Of course, some cuts have already materialized, with the state losing out on over $300 million for health and addiction services that had already been appropriated. New York and other states are fighting the cut in courts. According to the left-leaning Fiscal Policy Institute, the state has lost a total of at least $900 million already from federal cuts. The think tank earlier this week advised that leaders should proceed with caution when it comes to the state’s finances. “Many have criticized the late budget, but with an incredibly uncertain economic outlook and significant risks to federal funding, state policymakers have every reason to make slow and careful decisions,” Fiscal Policy Institute Director Nathan Gusdorf said in a statement. The group recommended increasing taxes on high earners in anticipation of federal cuts and opposed Hochul’s proposal to send out “inflation rebate” checks to most New Yorkers, arguing that there were better uses for a $3 billion tax surplus.

Proceeding with caution is something that both sides of the ideological aisle can agree on, even if different groups disagree on the best path forward.
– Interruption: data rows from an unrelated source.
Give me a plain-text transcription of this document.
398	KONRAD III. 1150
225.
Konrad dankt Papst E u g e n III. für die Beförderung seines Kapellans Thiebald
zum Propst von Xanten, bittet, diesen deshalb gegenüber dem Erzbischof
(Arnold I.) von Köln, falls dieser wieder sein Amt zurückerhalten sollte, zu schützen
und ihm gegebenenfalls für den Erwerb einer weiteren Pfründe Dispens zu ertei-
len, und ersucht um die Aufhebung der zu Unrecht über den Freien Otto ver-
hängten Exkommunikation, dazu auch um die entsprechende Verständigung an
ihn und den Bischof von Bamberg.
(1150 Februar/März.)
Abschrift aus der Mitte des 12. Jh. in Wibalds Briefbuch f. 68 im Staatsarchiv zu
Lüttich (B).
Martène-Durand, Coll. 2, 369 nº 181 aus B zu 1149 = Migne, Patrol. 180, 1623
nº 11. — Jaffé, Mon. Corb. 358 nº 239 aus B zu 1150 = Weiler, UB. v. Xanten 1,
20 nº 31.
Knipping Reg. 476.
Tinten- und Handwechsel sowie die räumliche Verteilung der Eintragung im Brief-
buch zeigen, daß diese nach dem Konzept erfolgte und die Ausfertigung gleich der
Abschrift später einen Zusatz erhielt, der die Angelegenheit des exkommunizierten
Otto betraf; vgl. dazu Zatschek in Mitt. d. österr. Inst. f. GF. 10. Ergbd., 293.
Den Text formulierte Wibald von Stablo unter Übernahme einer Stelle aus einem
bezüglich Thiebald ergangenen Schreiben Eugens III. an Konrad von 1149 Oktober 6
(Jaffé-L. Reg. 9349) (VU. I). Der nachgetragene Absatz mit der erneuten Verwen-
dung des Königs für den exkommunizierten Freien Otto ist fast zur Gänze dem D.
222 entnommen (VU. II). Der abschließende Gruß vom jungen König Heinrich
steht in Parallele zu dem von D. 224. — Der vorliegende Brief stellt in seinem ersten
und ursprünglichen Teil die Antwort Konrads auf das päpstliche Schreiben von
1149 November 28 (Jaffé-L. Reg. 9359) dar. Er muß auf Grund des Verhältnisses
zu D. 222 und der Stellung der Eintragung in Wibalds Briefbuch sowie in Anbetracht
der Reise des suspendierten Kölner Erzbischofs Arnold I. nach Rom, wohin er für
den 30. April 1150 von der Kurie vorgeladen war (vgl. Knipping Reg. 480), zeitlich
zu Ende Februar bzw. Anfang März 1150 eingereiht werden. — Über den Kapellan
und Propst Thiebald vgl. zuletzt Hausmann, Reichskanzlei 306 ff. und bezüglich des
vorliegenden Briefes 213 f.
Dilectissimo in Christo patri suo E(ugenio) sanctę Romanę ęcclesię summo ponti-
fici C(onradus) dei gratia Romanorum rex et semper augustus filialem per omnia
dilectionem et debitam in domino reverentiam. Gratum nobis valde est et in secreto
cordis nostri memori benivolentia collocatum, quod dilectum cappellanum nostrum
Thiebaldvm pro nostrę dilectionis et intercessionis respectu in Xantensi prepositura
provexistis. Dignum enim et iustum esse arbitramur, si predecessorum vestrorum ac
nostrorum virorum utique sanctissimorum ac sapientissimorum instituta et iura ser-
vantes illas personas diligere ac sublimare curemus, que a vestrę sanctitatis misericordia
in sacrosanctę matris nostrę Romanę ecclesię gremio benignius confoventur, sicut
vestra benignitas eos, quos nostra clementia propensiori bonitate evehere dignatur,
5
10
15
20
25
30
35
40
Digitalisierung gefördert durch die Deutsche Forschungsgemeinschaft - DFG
The fiscally conservative Citizens Budget Commission similarly advised lawmakers to reject the governor’s proposed “inflation rebate” checks and to plan for federal cuts and a turbulent fiscal outlook. “The budget should set aside at least $2 billion to mitigate potential federal cuts and not spread $3 billion so thinly among taxpayers that it won’t help affordability,” Citizens Budget Commission President Andrew Rein said in a statement the day on April 1. In an op-ed from this week, the group’s director of state policies Patrick Orecki dinged leaders for allowing nonfiscal issues to take up all the air in the negotiating room. “The critical budget issues are how the State will prepare for potentially massive federal cuts and a possible recession, stabilize its precarious fiscal house of cards, raise and spend over $252 billion of taxpayer money, and improve New York’s affordability,” he wrote.

But this is the easy stuff, apparently. “Like I said, we could probably knock out numbers in just a matter of hours,” Heastie told reporters last month.